Un'analisi delle cellule cerebrali umane ha dato nuove prove a supporto della 'ipotesi amiloide', l'idea prevalente che il morbo di Alzheimer (MA) è causato dall'accumulo di proteine amiloide-beta (Aβ) nel cervello.


Nello studio, i ricercatori della Columbia University di New York hanno scoperto che l'Aβ ha scatenato nei neuroni del cervello un'alleanza tra due proteine e questo abbinamento è collegato a circa la metà dei cambiamenti genici presenti nella malattia, innescando il rapido accumulo di proteine tau, una guida primaria della neurodegenerazione del MA.


"Questa coppia di proteine sembra molto centrale per la malattia e poiché non sembra avere un'altra funzione nel cervello, è un buon obiettivo per una nuova terapia", afferma l'autore senior dello studio, Ulrich Hengst PhD, professore associato di patologia e biologia cellulare alla Columbia University.

 

Accoppiamento di proteine non rilevato da ricerche precedenti

I ricercatori hanno trovato la coppia quando stavano cercando proteine che scatenano le centinaia di cambiamenti nell'attività genica presenti nelle cellule cerebrali durante il MA.


"Il nostro pensiero era che se riusciamo a interferire con le proteine e prevenire tali cambiamenti, possiamo prevenire la malattia", afferma Cláudio Gouveia Roque PhD, ricercatore associato nel laboratorio di Hengst, che ha guidato lo studio.


Invece di cercare proteine che agiscono da sole, i ricercatori hanno cercato coppie di diverse proteine che lavorano insieme.


"Sappiamo che questo tipo di proteina funziona necessariamente in coppia, ma la ricerca precedente sul MA non aveva cercato coppie specifiche.
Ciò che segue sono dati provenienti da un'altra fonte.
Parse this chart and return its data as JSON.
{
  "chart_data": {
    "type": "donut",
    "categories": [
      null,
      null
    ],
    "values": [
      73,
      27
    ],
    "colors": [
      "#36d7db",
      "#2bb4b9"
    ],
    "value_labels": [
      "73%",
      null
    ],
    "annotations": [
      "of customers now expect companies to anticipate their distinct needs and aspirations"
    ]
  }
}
Di conseguenza, la nostra comprensione dei cambiamenti alla base della progressione del MA era frammentata e incompleta"
, afferma Hengst. "E per questo, molto probabilmente, abbiamo perso opportunità terapeutiche".

 

L'amiloide fa sì che le proteine si attacchino l'una all'altra

La ricerca di Hengst e Gouveia Roque, insieme a una ex ricercatrice del laboratorio di Hengst, Jimena Baleryiola, ha scoperto due proteine - ATF4 e CREB3L2 - il cui legame è innescato dall'amiloide e che insieme interagiscono con circa il 50% dei cambiamenti di espressione genica che si verificano nelle cellule cerebrali durante il MA.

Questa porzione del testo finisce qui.